Nesse mês de agosto, a Agência Nacional de Águas e Saneamento Básico (“ANA”) iniciou a Consulta Pública nº 003/2026, com o objetivo de colher contribuições para aprimoramento do processo de elaboração da nova norma de referência que tratará sobre a revisão tarifária periódica, a revisão ordinária e a revisão extraordinária nos contratos de abastecimento de água e esgotamento sanitário. O procedimento de participação social durará até o próximo dia 17/09/2026. No presente artigo, serão avaliados os principais aspectos relativos ao procedimento geral de revisão extraordinária contratual.  
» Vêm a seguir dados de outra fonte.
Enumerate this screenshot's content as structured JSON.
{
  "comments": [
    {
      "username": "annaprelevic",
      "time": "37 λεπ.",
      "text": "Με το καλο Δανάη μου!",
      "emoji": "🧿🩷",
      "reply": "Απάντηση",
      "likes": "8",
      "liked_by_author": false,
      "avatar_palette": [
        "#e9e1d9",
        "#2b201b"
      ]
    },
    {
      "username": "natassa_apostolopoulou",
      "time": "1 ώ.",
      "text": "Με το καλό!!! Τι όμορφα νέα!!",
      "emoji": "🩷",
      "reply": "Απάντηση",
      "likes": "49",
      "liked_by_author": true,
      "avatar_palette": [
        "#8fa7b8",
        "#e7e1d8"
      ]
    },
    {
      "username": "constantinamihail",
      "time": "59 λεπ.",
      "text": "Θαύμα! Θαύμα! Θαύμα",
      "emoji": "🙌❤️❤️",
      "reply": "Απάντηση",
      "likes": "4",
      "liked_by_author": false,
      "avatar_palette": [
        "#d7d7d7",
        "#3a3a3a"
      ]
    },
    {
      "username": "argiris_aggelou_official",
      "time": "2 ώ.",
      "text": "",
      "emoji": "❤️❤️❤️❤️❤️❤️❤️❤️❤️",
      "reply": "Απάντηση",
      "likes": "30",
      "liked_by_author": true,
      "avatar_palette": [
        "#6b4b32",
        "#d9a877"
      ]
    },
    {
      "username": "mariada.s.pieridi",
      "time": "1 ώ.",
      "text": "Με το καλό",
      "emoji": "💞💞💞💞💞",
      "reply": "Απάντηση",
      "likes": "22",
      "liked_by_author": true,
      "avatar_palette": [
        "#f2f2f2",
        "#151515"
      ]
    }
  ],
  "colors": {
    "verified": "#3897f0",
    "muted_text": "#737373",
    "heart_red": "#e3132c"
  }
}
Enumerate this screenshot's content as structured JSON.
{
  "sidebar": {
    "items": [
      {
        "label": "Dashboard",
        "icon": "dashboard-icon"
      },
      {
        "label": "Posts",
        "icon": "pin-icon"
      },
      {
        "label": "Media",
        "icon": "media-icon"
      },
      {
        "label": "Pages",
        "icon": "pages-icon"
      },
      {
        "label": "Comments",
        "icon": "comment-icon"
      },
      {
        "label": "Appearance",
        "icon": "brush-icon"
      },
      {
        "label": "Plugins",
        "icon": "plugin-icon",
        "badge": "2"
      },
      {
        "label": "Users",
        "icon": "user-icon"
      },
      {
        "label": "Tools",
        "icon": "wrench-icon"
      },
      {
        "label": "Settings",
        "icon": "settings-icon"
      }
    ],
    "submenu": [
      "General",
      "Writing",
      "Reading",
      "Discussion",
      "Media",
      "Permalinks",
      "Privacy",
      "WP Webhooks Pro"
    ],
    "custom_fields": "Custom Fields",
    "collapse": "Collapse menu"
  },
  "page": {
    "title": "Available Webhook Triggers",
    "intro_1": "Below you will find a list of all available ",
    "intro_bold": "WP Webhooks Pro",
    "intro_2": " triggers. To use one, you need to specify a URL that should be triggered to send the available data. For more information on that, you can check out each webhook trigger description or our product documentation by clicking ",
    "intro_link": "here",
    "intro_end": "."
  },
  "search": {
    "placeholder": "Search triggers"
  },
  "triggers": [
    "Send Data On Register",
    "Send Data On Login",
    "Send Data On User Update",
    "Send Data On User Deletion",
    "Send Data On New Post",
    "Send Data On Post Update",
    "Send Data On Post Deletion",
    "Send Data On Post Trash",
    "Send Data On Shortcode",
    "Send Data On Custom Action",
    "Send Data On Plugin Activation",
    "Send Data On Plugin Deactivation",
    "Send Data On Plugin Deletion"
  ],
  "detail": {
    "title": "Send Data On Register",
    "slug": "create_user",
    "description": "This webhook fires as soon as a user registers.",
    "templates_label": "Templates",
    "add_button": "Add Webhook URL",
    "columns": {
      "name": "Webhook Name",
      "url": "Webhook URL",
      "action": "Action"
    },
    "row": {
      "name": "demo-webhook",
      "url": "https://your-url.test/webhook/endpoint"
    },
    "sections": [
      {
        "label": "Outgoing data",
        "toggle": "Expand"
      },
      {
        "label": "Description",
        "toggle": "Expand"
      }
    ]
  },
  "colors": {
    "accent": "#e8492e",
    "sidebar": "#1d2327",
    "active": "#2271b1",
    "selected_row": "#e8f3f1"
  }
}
Importante ressalvar que o presente artigo não aborda as disposições da minuta de norma acerca de alterações tributárias extraordinárias, as quais serão tratadas em artigo a ser apresentado na próxima edição da Newsletter do setor de saneamento básico. 

 

Definição e aplicabilidade 

A revisão extraordinária, nos termos definidos pela minuta de norma, “compreende o processo de recomposição do equilíbrio do contrato em face da materialização de riscos conforme previsto na matriz de riscos do contrato ou outras cláusulas contratuais” (art. 3º, inc. XLII).  


Ou seja, trata-se de processo que visa à preservação do equilíbrio econômico-financeiro contratual, tendo a minuta de norma reforçado a necessidade de obediência à matriz de riscos contratual, bem como às demais cláusulas do contrato que detalham a aplicação dessa modalidade de revisão.  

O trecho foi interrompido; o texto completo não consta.